Turkish security forces have been accused of repeated human rights violations, including the massacre of civilians and the destruction of Kurdish homes in order to change the demographics of neighbourhoods, in their ongoing campaign against the PKK in urban centres in the mainly Kurdish southeast. 


Muraz Adzhoev | 5/6/2016
If the state of Turkey wants to defeat organizations of political or religious terrorism and radical ideological anarchism of any kind in order to provide peace, social stability, unity and integrity in the country, then the state authorities must solve the key Kurdish national issue by means and through overwhelming constitutional democratic reforms. The President and the Government must start fruitful official negotiations with the true Kurdish patriotic political parties interested in developing powerful united and integrated Turkey, provided that the national rights and freedoms of the Kurdish people are respectfully and lawfully guaranteed and Northern Kurdistan autonomous region established in favor of the country.
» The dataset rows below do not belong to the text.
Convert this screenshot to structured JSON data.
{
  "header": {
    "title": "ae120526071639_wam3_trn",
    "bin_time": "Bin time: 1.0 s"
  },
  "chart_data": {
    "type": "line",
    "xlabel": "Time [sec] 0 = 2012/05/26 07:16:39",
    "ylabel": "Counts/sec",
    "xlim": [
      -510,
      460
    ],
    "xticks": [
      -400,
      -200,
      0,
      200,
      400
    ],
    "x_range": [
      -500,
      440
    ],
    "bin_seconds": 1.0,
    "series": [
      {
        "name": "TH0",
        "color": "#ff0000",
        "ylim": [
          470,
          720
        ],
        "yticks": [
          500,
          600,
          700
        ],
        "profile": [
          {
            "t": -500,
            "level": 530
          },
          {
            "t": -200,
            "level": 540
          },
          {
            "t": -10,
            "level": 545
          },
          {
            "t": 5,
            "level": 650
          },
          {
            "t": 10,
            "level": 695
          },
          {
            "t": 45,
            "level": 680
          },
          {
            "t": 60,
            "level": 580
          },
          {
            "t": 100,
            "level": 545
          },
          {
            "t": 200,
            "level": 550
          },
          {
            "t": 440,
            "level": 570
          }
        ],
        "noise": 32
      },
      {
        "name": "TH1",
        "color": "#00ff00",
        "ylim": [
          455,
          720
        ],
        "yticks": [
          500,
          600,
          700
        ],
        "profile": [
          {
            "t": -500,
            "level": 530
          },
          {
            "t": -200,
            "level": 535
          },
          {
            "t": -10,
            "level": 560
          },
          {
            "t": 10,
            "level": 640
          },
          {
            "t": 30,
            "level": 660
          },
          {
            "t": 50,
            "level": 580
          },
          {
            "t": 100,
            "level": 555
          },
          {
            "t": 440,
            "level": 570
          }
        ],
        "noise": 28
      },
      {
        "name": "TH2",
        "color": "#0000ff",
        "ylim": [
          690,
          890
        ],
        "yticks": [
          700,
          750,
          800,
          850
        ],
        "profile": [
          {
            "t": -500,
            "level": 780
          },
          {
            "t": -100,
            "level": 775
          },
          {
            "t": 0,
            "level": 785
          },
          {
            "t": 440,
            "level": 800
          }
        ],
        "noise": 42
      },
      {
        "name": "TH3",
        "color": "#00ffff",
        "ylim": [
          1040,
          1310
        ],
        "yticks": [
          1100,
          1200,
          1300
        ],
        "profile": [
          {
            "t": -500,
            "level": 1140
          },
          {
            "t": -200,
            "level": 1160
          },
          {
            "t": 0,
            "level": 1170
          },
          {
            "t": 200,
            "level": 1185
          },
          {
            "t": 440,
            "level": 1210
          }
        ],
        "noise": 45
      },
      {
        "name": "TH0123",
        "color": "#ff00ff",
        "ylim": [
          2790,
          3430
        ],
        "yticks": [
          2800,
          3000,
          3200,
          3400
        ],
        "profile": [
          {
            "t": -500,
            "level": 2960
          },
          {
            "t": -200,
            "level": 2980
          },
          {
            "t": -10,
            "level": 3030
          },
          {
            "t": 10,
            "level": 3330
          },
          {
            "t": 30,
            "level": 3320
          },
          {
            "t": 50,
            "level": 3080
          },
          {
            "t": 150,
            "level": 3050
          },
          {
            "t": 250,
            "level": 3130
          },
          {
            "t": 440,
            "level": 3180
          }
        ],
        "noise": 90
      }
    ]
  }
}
There is no need at all for so called "preventative strikes" in urban-rural areas of Northern Kurdistan to fight against PKK leadership. The state of Turkey should respect the national rights of the Kurdish people first and foremost to fully defeat PKK's destructive policy and ideology.
selfie | 6/6/2016
Ankara shoots then shits itself in the foot. Come on Ankara you can't defeat Kurds, we're not some small insignificant minority anymore, and we're more stubborn than you Turks. Either you learn to live with us as equals and partners or we'll take you down with us.
Turkeywantswar | 6/6/2016
Turkey is not following international rules. They should not be surprised when other groups/countries start to behave in a similar way towards them.
American | 6/6/2016
Adopt all the Militaristic Policies you want you can never quash an ethic group's determination to gain their human rights.
Sluth | 7/6/2016
I have been reasonably good at predicting moves by Obama, Putin and most of the regional combatants. I can also see where Iran's national interests lie vis a vis Iran's approach to both Syria and Iraq. All of this counts for very little because I have no capacity to understand the Turkish Government or to predict that Government's next moves. Nothing the Turkish Government does seems logically linked to long term national interest, be that from a Kemalist perspective or a soft pan-Islamist perspective. Current polices also inhibit the longer term possibility of a family (patronage styled) dynasty emerging. There have been some benefactors. Turkish policy incoherence has until now played into Iran's hands. Luckily I don't see any Kurdish faction remaining a long term proxy of Iran. As an intended consequence or not, Turkey's war with the PKK clearly inhibits the capacity of the KRG to successfully declare independence (for a multitude of obvious reasons). Pre-emptive attacks?? Does this mean trying to locate and destroy thousands of scattered dug outs and sleeping ditches in the Qandil Mountains? Does it mean shelling Rojava with US Special Forces embedded there? Does it mean targeting PKK leadership structures (somewhere amongst the dugouts)? I don't have any ideas as to where this is going or why but, more importantly, neither does anyone else.